Highlights of World Oil's revised 2004 forecast include:

  • Second-half US drilling will reach 19,273 wells, about 15% more than in the first six months.
  • Full-year 2004 drilling in the US will total 36,077 wells and 193.7 million ft of hole, up 18% and 22%, respectively, from World Oil's estimates of 2003 drilling.
  • US Gulf of Mexico drilling will rise 5% in the second half of 2004.
  • The US rig count will have to average between 1,275 and 1,300 rigs in the second half to achieve the expected well total.

World Oil's mid-year survey update of 18 US major drillers (integrated companies and independents with large drilling programs) and 125 independents indicates a very strong second half is on tap. In line with our staff's calculations, these firms collectively will boost drilling 19%, including coalbed methane (CBM) wells. When CBM wells are excluded from the total, conventional drilling will rise 16%. Always more conservative, the major drillers will increase their activity 9.6%. The more volatile, ever-optimistic independents will hike drilling dramatically during second-half 2004. Combined, the two groups will boost exploration drilling to 9.5% of the total, up from 7.1% in the first half of the year. CBM activity will jump 60.8% higher.

Although most states will see activity increases in the second half of 2004, our US forecast does reveal some interesting regional differences. Onshore, Texas remains the busiest state, by far, with an 8.6% gain in second-half drilling, to 5,060 wells. Perhaps as much as 90% of activity will target natural gas. Oklahoma is next busiest, and the state's drilling should jump 13% higher in the second half. On a percentage basis, Kansas (up 29.4%), Colorado (up 50.0%), North Dakota (up 161.5%), Ohio (up 29.7%) and West Virginia (up 61.8%) will post some of the more impressive gains. In particular, the Colorado and West Virginia totals are based on strong, conventional gas and/or CBM programs.

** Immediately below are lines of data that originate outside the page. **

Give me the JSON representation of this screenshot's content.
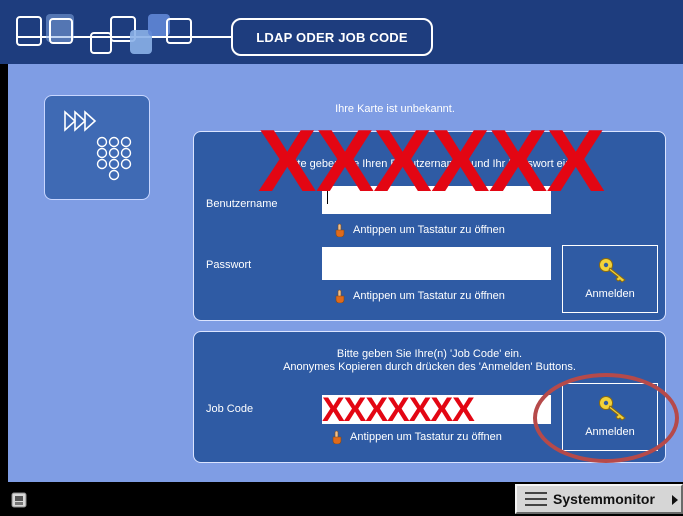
{
  "header": {
    "title": "LDAP ODER JOB CODE"
  },
  "main": {
    "info_text": "Ihre Karte ist unbekannt.",
    "mode_icon": "arrows-keypad-icon"
  },
  "ldap_panel": {
    "instruction": "Bitte geben Sie Ihren Benutzernamen und Ihr Passwort ein.",
    "username_label": "Benutzername",
    "username_value": "",
    "username_hint": "Antippen um Tastatur zu öffnen",
    "password_label": "Passwort",
    "password_value": "",
    "password_hint": "Antippen um Tastatur zu öffnen",
    "login_button": "Anmelden",
    "redaction_text": "XXXXXX"
  },
  "jobcode_panel": {
    "instruction_line1": "Bitte geben Sie Ihre(n) 'Job Code' ein.",
    "instruction_line2": "Anonymes Kopieren durch drücken des 'Anmelden' Buttons.",
    "jobcode_label": "Job Code",
    "jobcode_value": "XXXXXXX",
    "jobcode_hint": "Antippen um Tastatur zu öffnen",
    "login_button": "Anmelden"
  },
  "statusbar": {
    "system_monitor": "Systemmonitor",
    "left_icon": "printer-status-icon"
  },
  "colors": {
    "header_bg": "#1e3d7e",
    "main_bg": "#7f9de4",
    "panel_bg": "#2f5ba4",
    "redaction": "#e30613",
    "highlight_oval": "#b64a4a"
  }
}
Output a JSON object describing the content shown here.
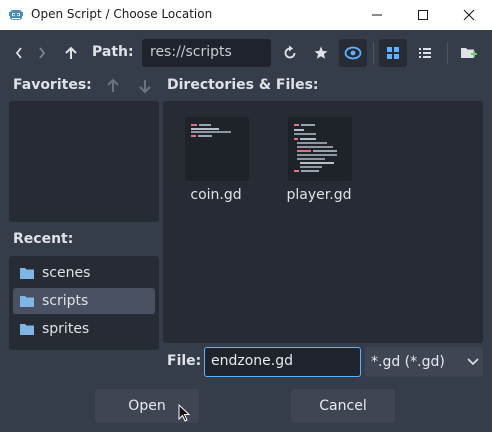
{
  "window": {
    "title": "Open Script / Choose Location"
  },
  "toolbar": {
    "path_label": "Path:",
    "path_value": "res://scripts"
  },
  "favorites": {
    "label": "Favorites:"
  },
  "recent": {
    "label": "Recent:",
    "items": [
      {
        "label": "scenes"
      },
      {
        "label": "scripts"
      },
      {
        "label": "sprites"
      }
    ]
  },
  "files": {
    "label": "Directories & Files:",
    "items": [
      {
        "name": "coin.gd"
      },
      {
        "name": "player.gd"
      }
    ]
  },
  "file_field": {
    "label": "File:",
    "value": "endzone.gd"
  },
  "filter": {
    "value": "*.gd (*.gd)"
  },
  "buttons": {
    "open": "Open",
    "cancel": "Cancel"
  },
  "colors": {
    "accent": "#5fb2ff",
    "selected": "#4a5162",
    "folder": "#7db7e6"
  }
}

On the disappointing side, Wyoming, Kentucky, Illinois and Tennessee all expect activity to decline in the second half, as reported by their respective state agencies. It should be pointed out that Wyoming is coming off a very busy first half of 2004, when the state was second nationwide in new wells drilled. The 10% decline appears to be in conventional wells, as World Oil's survey indicates a second-half increase in CBM wells planned.

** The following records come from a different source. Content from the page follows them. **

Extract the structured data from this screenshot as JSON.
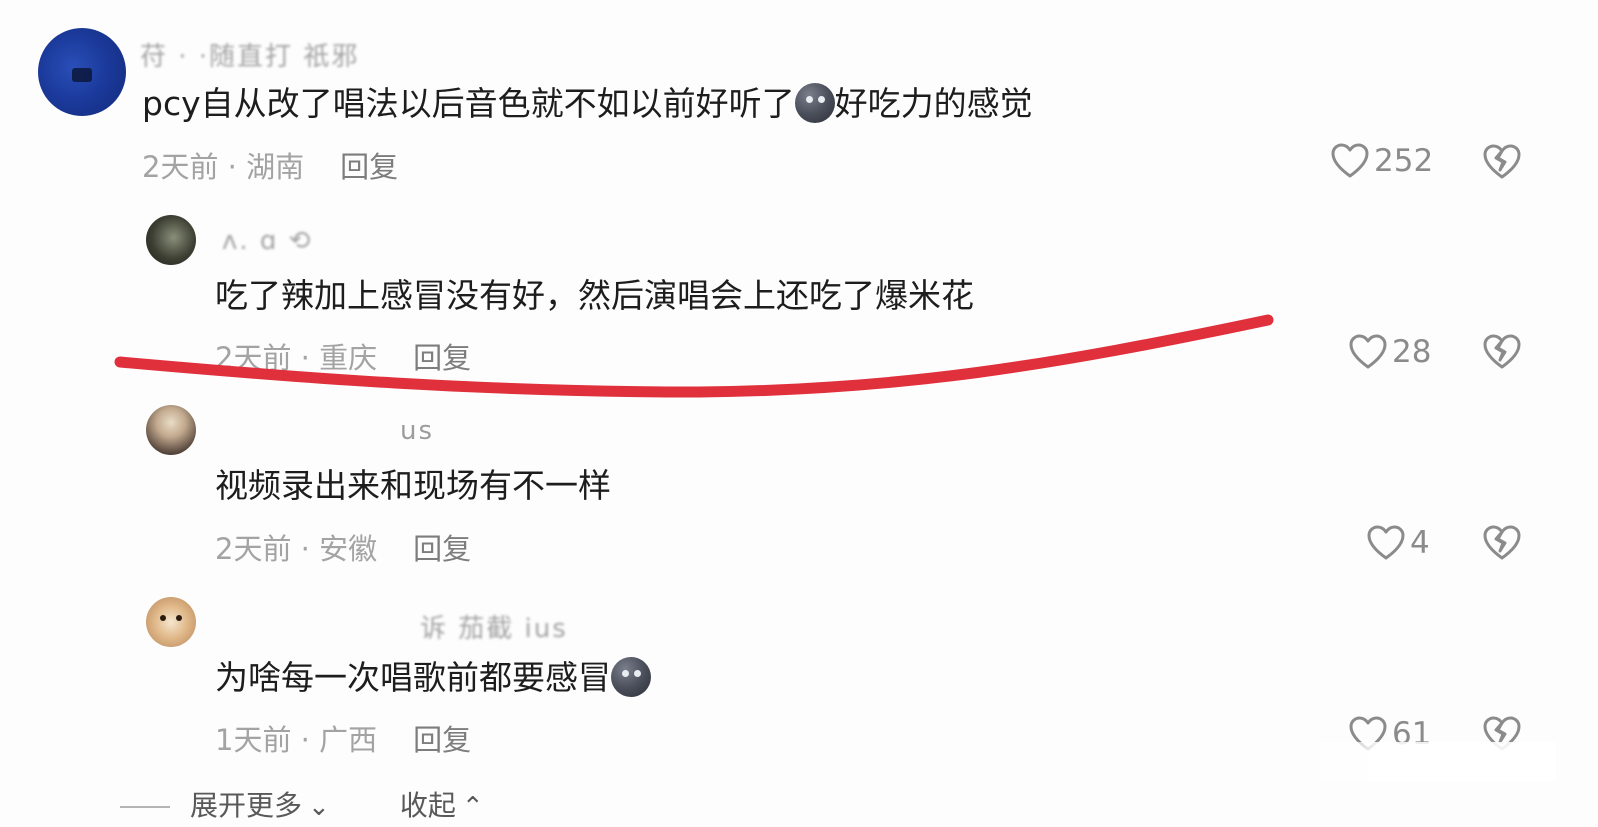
{
  "comments": [
    {
      "username": "苻 · ·随直打 祇邪",
      "text_before_emoji": "pcy自从改了唱法以后音色就不如以前好听了",
      "text_after_emoji": "好吃力的感觉",
      "time": "2天前",
      "location": "湖南",
      "reply_label": "回复",
      "likes": "252"
    },
    {
      "username": "ᴧ. ɑ  ⟲",
      "text": "吃了辣加上感冒没有好，然后演唱会上还吃了爆米花",
      "time": "2天前",
      "location": "重庆",
      "reply_label": "回复",
      "likes": "28"
    },
    {
      "username": "us",
      "text": "视频录出来和现场有不一样",
      "time": "2天前",
      "location": "安徽",
      "reply_label": "回复",
      "likes": "4"
    },
    {
      "username": "诉 茄截 ius",
      "text_before_emoji": "为啥每一次唱歌前都要感冒",
      "time": "1天前",
      "location": "广西",
      "reply_label": "回复",
      "likes": "61"
    }
  ],
  "meta_separator": " · ",
  "bottom": {
    "expand_label": "展开更多",
    "collapse_label": "收起"
  },
  "colors": {
    "annotation_stroke": "#e0303c",
    "text": "#1d1d1d",
    "meta": "#a3a3a3"
  },
  "icons": [
    "heart-outline-icon",
    "broken-heart-icon",
    "moon-face-emoji",
    "chevron-down-icon",
    "chevron-up-icon"
  ]
}
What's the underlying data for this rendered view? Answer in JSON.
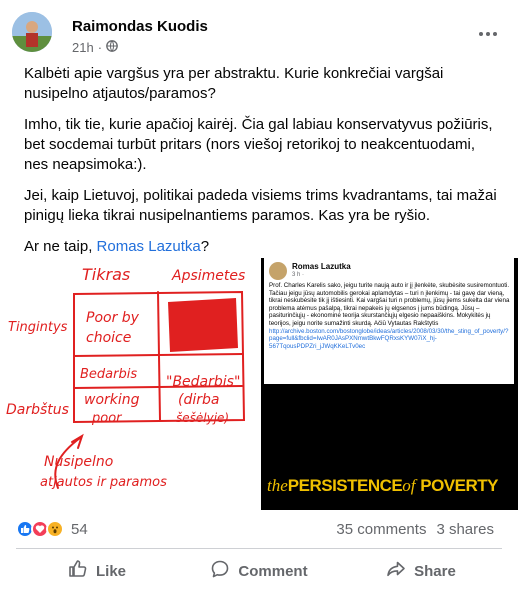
{
  "post": {
    "author": "Raimondas Kuodis",
    "timestamp": "21h",
    "separator": "·",
    "privacy_icon": "globe-icon",
    "paragraphs": [
      "Kalbėti apie vargšus yra per abstraktu. Kurie konkrečiai vargšai nusipelno atjautos/paramos?",
      "Imho, tik tie, kurie apačioj kairėj. Čia gal labiau konservatyvus požiūris, bet socdemai turbūt pritars (nors viešoj retorikoj to neakcentuodami, nes neapsimoka:).",
      "Jei, kaip Lietuvoj, politikai padeda visiems trims kvadrantams, tai mažai pinigų lieka tikrai nusipelnantiems paramos. Kas yra be ryšio."
    ],
    "last_paragraph_prefix": "Ar ne taip, ",
    "mention": "Romas Lazutka",
    "last_paragraph_suffix": "?"
  },
  "sketch": {
    "col_left": "Tikras",
    "col_right": "Apsimetes",
    "row_top": "Tingintys",
    "row_bottom": "Darbštus",
    "cell_tl_1": "Poor by",
    "cell_tl_2": "choice",
    "cell_ml": "Bedarbis",
    "cell_mr_1": "\"Bedarbis\"",
    "cell_mr_2": "(dirba",
    "cell_mr_3": "šešėlyje)",
    "cell_bl_1": "working",
    "cell_bl_2": "poor",
    "note_1": "Nusipelno",
    "note_2": "atjautos ir paramos",
    "ink_color": "#e02020"
  },
  "shared_post": {
    "author": "Romas Lazutka",
    "meta": "3 h · ",
    "body": "Prof. Charles Karelis sako, jeigu turite naują auto ir jį įlenkėte, skubėsite susiremontuoti. Tačiau jeigu jūsų automobilis gerokai aplamdytas – turi n įlenkimų - tai gavę dar vieną, tikrai neskubėsite tik jį ištiesinti. Kai vargšai turi n problemų, jūsų jiems sukelta dar viena problema atėmus pašalpą, tikrai nepakeis jų elgsenos į jums būdingą. Jūsų – pasiturinčiųjų - ekonominė teorija skurstančiųjų elgesio nepaaiškins. Mokykitės jų teorijos, jeigu norite sumažinti skurdą. Ačiū Vytautas Rakštytis ",
    "url": "http://archive.boston.com/bostonglobe/ideas/articles/2008/03/30/the_sting_of_poverty/?page=full&fbclid=IwAR0JAsPXNmwtBkwFQRxsKYW07iX_hj-567TqousPDPZri_jJWqKKeLTv0ec",
    "banner_the": "the",
    "banner_persistence": "PERSISTENCE",
    "banner_of": "of",
    "banner_poverty": "POVERTY"
  },
  "stats": {
    "reaction_icons": [
      "like-icon",
      "love-icon",
      "wow-icon"
    ],
    "reaction_count": "54",
    "comments": "35 comments",
    "shares": "3 shares"
  },
  "actions": {
    "like": "Like",
    "comment": "Comment",
    "share": "Share"
  },
  "colors": {
    "link": "#216fdb",
    "like": "#1877f2",
    "love": "#f33e58",
    "wow": "#f7b125",
    "banner": "#f0c000"
  }
}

Perhaps the greatest disappointment remains the Gulf of Mexico. Activity was only mediocre last year, and the first half of 2004 has been incrementally worse, with the rig count dropping 11% from 2003's average. Some of these results reflect the fact that some larger operators are concentrating a majority of their funds in a few high-profile deepwater wells. Additionally, some of the larger oil companies are also focusing on improving return on investment, deliberately holding back money and under-spending budgets. This trend is not expected to change before the end of the year, hence prospects for a near-term recovery are not encouraging.

Citigroup Smith Barney's mid-year survey of operators' E&P spending plans indicates that worldwide expenditures will rise a robust 7.5% this year. The firm now expects North American spending to rise 1.8% vs. last December's projection of only an 0.7% gain. In the US, spending growth has been revised upward to 4.6%, compared to last December's 0.6% projection.

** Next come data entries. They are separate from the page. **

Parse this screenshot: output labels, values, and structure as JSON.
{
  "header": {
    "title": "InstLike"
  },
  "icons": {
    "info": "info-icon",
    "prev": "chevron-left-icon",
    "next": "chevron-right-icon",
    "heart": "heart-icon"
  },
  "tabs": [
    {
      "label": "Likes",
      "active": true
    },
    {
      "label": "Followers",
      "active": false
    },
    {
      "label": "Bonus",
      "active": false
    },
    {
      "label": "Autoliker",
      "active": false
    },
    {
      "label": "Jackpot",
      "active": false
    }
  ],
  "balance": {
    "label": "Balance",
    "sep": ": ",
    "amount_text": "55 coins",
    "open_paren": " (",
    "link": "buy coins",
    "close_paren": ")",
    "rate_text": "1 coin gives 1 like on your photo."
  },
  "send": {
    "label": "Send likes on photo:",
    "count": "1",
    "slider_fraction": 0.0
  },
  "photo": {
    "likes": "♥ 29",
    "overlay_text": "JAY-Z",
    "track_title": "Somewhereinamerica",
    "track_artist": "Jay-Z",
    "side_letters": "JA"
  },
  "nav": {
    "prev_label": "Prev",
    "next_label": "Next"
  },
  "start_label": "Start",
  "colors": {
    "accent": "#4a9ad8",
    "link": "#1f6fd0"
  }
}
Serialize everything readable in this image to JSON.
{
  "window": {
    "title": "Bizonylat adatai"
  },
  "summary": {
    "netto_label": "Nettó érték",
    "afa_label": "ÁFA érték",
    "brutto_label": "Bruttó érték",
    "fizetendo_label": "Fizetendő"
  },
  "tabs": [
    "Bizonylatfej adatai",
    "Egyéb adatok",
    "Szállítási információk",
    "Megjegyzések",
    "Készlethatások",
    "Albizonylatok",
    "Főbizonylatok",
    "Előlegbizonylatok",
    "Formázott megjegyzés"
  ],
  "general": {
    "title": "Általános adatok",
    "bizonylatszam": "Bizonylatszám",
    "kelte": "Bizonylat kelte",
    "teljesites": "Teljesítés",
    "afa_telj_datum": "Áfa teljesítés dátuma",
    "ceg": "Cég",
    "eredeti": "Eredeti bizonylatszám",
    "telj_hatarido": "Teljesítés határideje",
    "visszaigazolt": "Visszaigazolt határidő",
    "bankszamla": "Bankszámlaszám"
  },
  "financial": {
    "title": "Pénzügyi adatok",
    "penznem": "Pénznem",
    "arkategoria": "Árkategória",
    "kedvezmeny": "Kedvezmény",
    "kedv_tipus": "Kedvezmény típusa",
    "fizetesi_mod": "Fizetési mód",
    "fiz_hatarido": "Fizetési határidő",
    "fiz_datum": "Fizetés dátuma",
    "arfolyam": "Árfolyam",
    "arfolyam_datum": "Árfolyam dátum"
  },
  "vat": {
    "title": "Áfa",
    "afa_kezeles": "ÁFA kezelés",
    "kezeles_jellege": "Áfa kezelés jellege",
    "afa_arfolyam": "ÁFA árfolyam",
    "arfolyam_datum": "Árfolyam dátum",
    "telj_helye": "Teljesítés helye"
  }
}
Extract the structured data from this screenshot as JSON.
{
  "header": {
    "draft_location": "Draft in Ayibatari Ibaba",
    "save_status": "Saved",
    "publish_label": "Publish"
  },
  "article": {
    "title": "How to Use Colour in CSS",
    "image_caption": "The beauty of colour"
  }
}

On the other hand, Canadian spending is now forecast to decline 4.0% this year, up from a 0.9% gain projected earlier. This change reflects a combination of overspending in late 2003, plus an increased focus on mergers and acquisitions throughout western Canada this year. In Mexico, state oil company Pemex is expected to spend $10.5 billion, up an impressive 26.5% from 2003's level. Worldwide, Pemex is one of seven large oil companies planning to implement spending increases of more than $500 million.

According to Citigroup Smith Barney, US independent producers have been emboldened by the continued strength of oil and gas prices. Compared to last December, when independents collectively planned to hike spending 2.5%, these same firms now expect to boost their expenditures 8.0%, to $20.94 billion. In contrast, major companies will implement a slight drop (0.2%) in collective spending to $13.48 billion, although this is better than the 2.0% drop envisioned last December.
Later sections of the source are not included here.